Cette augmentation du nombre de musulmans pose naturellement des questions sur la pratique de l’islam et son insertion au sein de la société française, particulièrement dans les banlieues dites « défavorisées », cristallisant critiques et attentions. Affichée ostensiblement, la religion est mêlée à une revendication identitaire et politique dans certains quartiers.
La radicalisation de certains jeunes, épousant une vision littéraliste de l’islam, est courante. Ainsi le salafisme est-il en vogue ; il s’agit d’un mouvement sunnite revendiquant un retour à l'islam des origines, qui s’est ainsi implanté en France par l’intermédiaire d’habitants issus de l’immigration ou non.
Demeurant marginale au sein de la communauté musulmane dans son ensemble, l’interprétation salafiste de la religion tend à se développer à travers des trajectoires individuelles souvent similaires. Une jeunesse fragile combinée à un manque de repères entraîne un passage en prison : c’est alors qu’au contact d’idéologues plus matures, la radicalisation a lieu.
Après leur incarcération, ces jeunes abandonnent la délinquance pour se consacrer entièrement à leur foi nouvelle, très superficielle ou inexistante jusqu’alors. Respectés et admirés par beaucoup de jeunes dans leur quartier, ils jouissent parfois d’un statut nouveau les élevant au rang de modèle à suivre. Leur cadre idéologique et la conviction de détenir la vérité leur confère une force qui alimente ce mouvement en attirant d’autres jeunes qui trouvent dans la foi un cadre puissant, à même de canaliser leurs énergies aussi bien que leurs peurs.

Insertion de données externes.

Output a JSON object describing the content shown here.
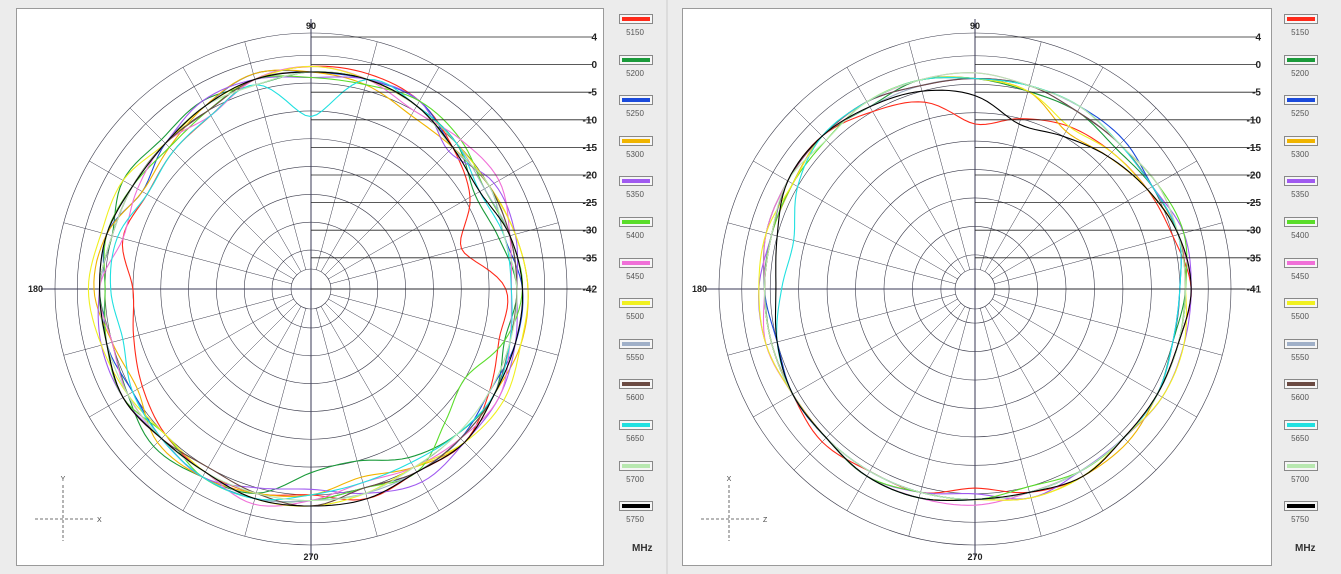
{
  "chart_data": [
    {
      "type": "polar-line",
      "angle_labels": [
        "90",
        "180",
        "270"
      ],
      "radial_labels": [
        {
          "value": 4,
          "label": "4"
        },
        {
          "value": 0,
          "label": "0"
        },
        {
          "value": -5,
          "label": "-5"
        },
        {
          "value": -10,
          "label": "-10"
        },
        {
          "value": -15,
          "label": "-15"
        },
        {
          "value": -20,
          "label": "-20"
        },
        {
          "value": -25,
          "label": "-25"
        },
        {
          "value": -30,
          "label": "-30"
        },
        {
          "value": -35,
          "label": "-35"
        },
        {
          "value": -42,
          "label": "-42"
        }
      ],
      "rlim": [
        -42,
        4
      ],
      "axis_indicator": {
        "vertical": "Y",
        "horizontal": "X"
      },
      "unit": "MHz",
      "series": [
        {
          "name": "5150",
          "color": "#ff2a1a",
          "values": [
            -7,
            -14,
            -9,
            -6,
            -3,
            -2,
            -2,
            -3,
            -6,
            -7,
            -8,
            -7,
            -10,
            -9,
            -7,
            -5,
            -4,
            -4,
            -5,
            -3,
            -4,
            -3,
            -5,
            -7
          ]
        },
        {
          "name": "5200",
          "color": "#1a9a3a",
          "values": [
            -5,
            -7,
            -8,
            -5,
            -4,
            -3,
            -3,
            -4,
            -3,
            -4,
            -3,
            -5,
            -4,
            -5,
            -4,
            -2,
            -3,
            -4,
            -9,
            -10,
            -7,
            -5,
            -4,
            -6
          ]
        },
        {
          "name": "5250",
          "color": "#1a4adb",
          "values": [
            -4,
            -6,
            -5,
            -6,
            -3,
            -3,
            -3,
            -2,
            -4,
            -5,
            -7,
            -4,
            -5,
            -4,
            -5,
            -4,
            -3,
            -3,
            -4,
            -5,
            -4,
            -4,
            -5,
            -4
          ]
        },
        {
          "name": "5300",
          "color": "#f0b400",
          "values": [
            -3,
            -4,
            -5,
            -6,
            -6,
            -4,
            -3,
            -2,
            -4,
            -6,
            -7,
            -4,
            -3,
            -5,
            -6,
            -3,
            -3,
            -4,
            -5,
            -7,
            -5,
            -3,
            -4,
            -3
          ]
        },
        {
          "name": "5350",
          "color": "#a05af0",
          "values": [
            -5,
            -4,
            -4,
            -7,
            -3,
            -3,
            -4,
            -3,
            -3,
            -5,
            -5,
            -5,
            -4,
            -3,
            -3,
            -4,
            -3,
            -5,
            -6,
            -4,
            -2,
            -3,
            -3,
            -4
          ]
        },
        {
          "name": "5400",
          "color": "#5add2a",
          "values": [
            -4,
            -5,
            -6,
            -4,
            -3,
            -4,
            -4,
            -3,
            -5,
            -6,
            -5,
            -4,
            -5,
            -4,
            -3,
            -5,
            -3,
            -3,
            -4,
            -5,
            -4,
            -8,
            -10,
            -6
          ]
        },
        {
          "name": "5450",
          "color": "#f070d8",
          "values": [
            -6,
            -5,
            -3,
            -4,
            -5,
            -3,
            -2,
            -3,
            -6,
            -5,
            -6,
            -7,
            -4,
            -5,
            -4,
            -4,
            -4,
            -2,
            -4,
            -6,
            -5,
            -4,
            -3,
            -5
          ]
        },
        {
          "name": "5500",
          "color": "#f0f020",
          "values": [
            -3,
            -4,
            -5,
            -5,
            -4,
            -3,
            -2,
            -3,
            -4,
            -5,
            -3,
            -3,
            -2,
            -3,
            -4,
            -5,
            -4,
            -3,
            -3,
            -4,
            -5,
            -3,
            -2,
            -3
          ]
        },
        {
          "name": "5550",
          "color": "#a0b0c8",
          "values": [
            -5,
            -5,
            -6,
            -5,
            -4,
            -3,
            -3,
            -4,
            -4,
            -5,
            -5,
            -4,
            -4,
            -4,
            -3,
            -4,
            -4,
            -3,
            -4,
            -4,
            -4,
            -4,
            -4,
            -5
          ]
        },
        {
          "name": "5600",
          "color": "#6a4a42",
          "values": [
            -5,
            -5,
            -5,
            -6,
            -4,
            -3,
            -3,
            -3,
            -5,
            -5,
            -5,
            -5,
            -4,
            -4,
            -3,
            -4,
            -5,
            -4,
            -3,
            -5,
            -4,
            -4,
            -4,
            -5
          ]
        },
        {
          "name": "5650",
          "color": "#20e0e0",
          "values": [
            -6,
            -6,
            -7,
            -5,
            -4,
            -3,
            -11,
            -4,
            -6,
            -7,
            -8,
            -6,
            -6,
            -7,
            -5,
            -4,
            -3,
            -3,
            -5,
            -6,
            -6,
            -5,
            -4,
            -5
          ]
        },
        {
          "name": "5700",
          "color": "#b8e8b0",
          "values": [
            -5,
            -6,
            -5,
            -6,
            -4,
            -3,
            -3,
            -4,
            -4,
            -5,
            -5,
            -5,
            -4,
            -4,
            -4,
            -4,
            -4,
            -4,
            -4,
            -4,
            -5,
            -5,
            -5,
            -5
          ]
        },
        {
          "name": "5750",
          "color": "#000000",
          "values": [
            -4,
            -5,
            -7,
            -6,
            -4,
            -3,
            -3,
            -3,
            -4,
            -5,
            -5,
            -4,
            -4,
            -4,
            -3,
            -4,
            -4,
            -3,
            -3,
            -3,
            -4,
            -3,
            -4,
            -4
          ]
        }
      ]
    },
    {
      "type": "polar-line",
      "angle_labels": [
        "90",
        "180",
        "270"
      ],
      "radial_labels": [
        {
          "value": 4,
          "label": "4"
        },
        {
          "value": 0,
          "label": "0"
        },
        {
          "value": -5,
          "label": "-5"
        },
        {
          "value": -10,
          "label": "-10"
        },
        {
          "value": -15,
          "label": "-15"
        },
        {
          "value": -20,
          "label": "-20"
        },
        {
          "value": -25,
          "label": "-25"
        },
        {
          "value": -30,
          "label": "-30"
        },
        {
          "value": -35,
          "label": "-35"
        },
        {
          "value": -41,
          "label": "-41"
        }
      ],
      "rlim": [
        -41,
        4
      ],
      "axis_indicator": {
        "vertical": "X",
        "horizontal": "Z"
      },
      "unit": "MHz",
      "series": [
        {
          "name": "5150",
          "color": "#ff2a1a",
          "values": [
            -3,
            -5,
            -6,
            -7,
            -8,
            -10,
            -12,
            -7,
            -5,
            -3,
            -3,
            -4,
            -4,
            -4,
            -4,
            -3,
            -4,
            -4,
            -6,
            -4,
            -3,
            -4,
            -4,
            -4
          ]
        },
        {
          "name": "5200",
          "color": "#1a9a3a",
          "values": [
            -4,
            -4,
            -5,
            -6,
            -5,
            -5,
            -4,
            -3,
            -4,
            -3,
            -3,
            -3,
            -4,
            -4,
            -4,
            -4,
            -4,
            -4,
            -4,
            -4,
            -4,
            -4,
            -4,
            -5
          ]
        },
        {
          "name": "5250",
          "color": "#1a4adb",
          "values": [
            -5,
            -4,
            -5,
            -4,
            -4,
            -4,
            -4,
            -3,
            -3,
            -3,
            -4,
            -4,
            -4,
            -5,
            -4,
            -4,
            -4,
            -4,
            -4,
            -4,
            -4,
            -4,
            -4,
            -5
          ]
        },
        {
          "name": "5300",
          "color": "#f0b400",
          "values": [
            -4,
            -4,
            -6,
            -8,
            -9,
            -5,
            -4,
            -3,
            -3,
            -3,
            -4,
            -4,
            -4,
            -4,
            -4,
            -4,
            -3,
            -3,
            -4,
            -3,
            -3,
            -3,
            -4,
            -4
          ]
        },
        {
          "name": "5350",
          "color": "#a05af0",
          "values": [
            -3,
            -3,
            -5,
            -5,
            -5,
            -4,
            -4,
            -4,
            -3,
            -3,
            -3,
            -4,
            -3,
            -3,
            -4,
            -4,
            -3,
            -4,
            -5,
            -3,
            -4,
            -4,
            -3,
            -3
          ]
        },
        {
          "name": "5400",
          "color": "#5add2a",
          "values": [
            -4,
            -3,
            -4,
            -5,
            -4,
            -4,
            -4,
            -3,
            -3,
            -4,
            -4,
            -4,
            -4,
            -4,
            -4,
            -4,
            -3,
            -4,
            -4,
            -5,
            -4,
            -4,
            -4,
            -4
          ]
        },
        {
          "name": "5450",
          "color": "#f070d8",
          "values": [
            -3,
            -4,
            -4,
            -5,
            -4,
            -4,
            -3,
            -3,
            -3,
            -3,
            -3,
            -3,
            -4,
            -3,
            -4,
            -4,
            -3,
            -3,
            -3,
            -4,
            -4,
            -4,
            -4,
            -4
          ]
        },
        {
          "name": "5500",
          "color": "#f0f020",
          "values": [
            -4,
            -4,
            -6,
            -7,
            -8,
            -5,
            -4,
            -3,
            -3,
            -3,
            -4,
            -3,
            -3,
            -3,
            -4,
            -4,
            -3,
            -3,
            -4,
            -3,
            -3,
            -4,
            -3,
            -3
          ]
        },
        {
          "name": "5550",
          "color": "#a0b0c8",
          "values": [
            -4,
            -4,
            -5,
            -5,
            -5,
            -4,
            -4,
            -4,
            -4,
            -3,
            -3,
            -4,
            -4,
            -4,
            -4,
            -4,
            -4,
            -4,
            -4,
            -4,
            -4,
            -4,
            -4,
            -4
          ]
        },
        {
          "name": "5600",
          "color": "#6a4a42",
          "values": [
            -4,
            -4,
            -5,
            -5,
            -5,
            -4,
            -4,
            -4,
            -3,
            -3,
            -3,
            -4,
            -4,
            -4,
            -4,
            -4,
            -3,
            -3,
            -4,
            -4,
            -4,
            -4,
            -4,
            -4
          ]
        },
        {
          "name": "5650",
          "color": "#20e0e0",
          "values": [
            -5,
            -4,
            -5,
            -5,
            -4,
            -4,
            -4,
            -3,
            -3,
            -3,
            -5,
            -8,
            -7,
            -5,
            -4,
            -4,
            -3,
            -3,
            -4,
            -4,
            -4,
            -4,
            -4,
            -5
          ]
        },
        {
          "name": "5700",
          "color": "#b8e8b0",
          "values": [
            -4,
            -4,
            -4,
            -5,
            -4,
            -4,
            -3,
            -3,
            -3,
            -4,
            -3,
            -4,
            -4,
            -4,
            -4,
            -4,
            -4,
            -4,
            -4,
            -4,
            -4,
            -4,
            -4,
            -4
          ]
        },
        {
          "name": "5750",
          "color": "#000000",
          "values": [
            -3,
            -4,
            -6,
            -8,
            -10,
            -11,
            -7,
            -5,
            -4,
            -3,
            -3,
            -5,
            -6,
            -5,
            -4,
            -4,
            -3,
            -3,
            -4,
            -4,
            -3,
            -4,
            -4,
            -4
          ]
        }
      ]
    }
  ]
}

Bien que très différent par nature, le salafisme fait aujourd’hui office de communisme d’hier : de fait, l’idéologie internationaliste constitue la religion des pauvres en quête de transcendance et d’idéal, sur terre ou dans l’au-delà. Cet « idéal » est alimenté par des forces étatiques : certains partis politiques se réclamant du communisme étaient financés directement ou indirectement par l’URSS, tout comme certains mouvements religieux se réclamant du salafisme le sont par certains pays du Golfe.
Le développement de cette acceptation de l’islam peut certes contribuer à faire diminuer la petite délinquance dans certaines banlieues, conformément à la vision de Tocqueville considérant la religion comme un régulateur social. Cependant, la République gagnerait probablement à combler le vide creusé par le manque d’autorité et le déficit d’éducation, sous peine de devoir faire face à des difficultés d’une autre dimension.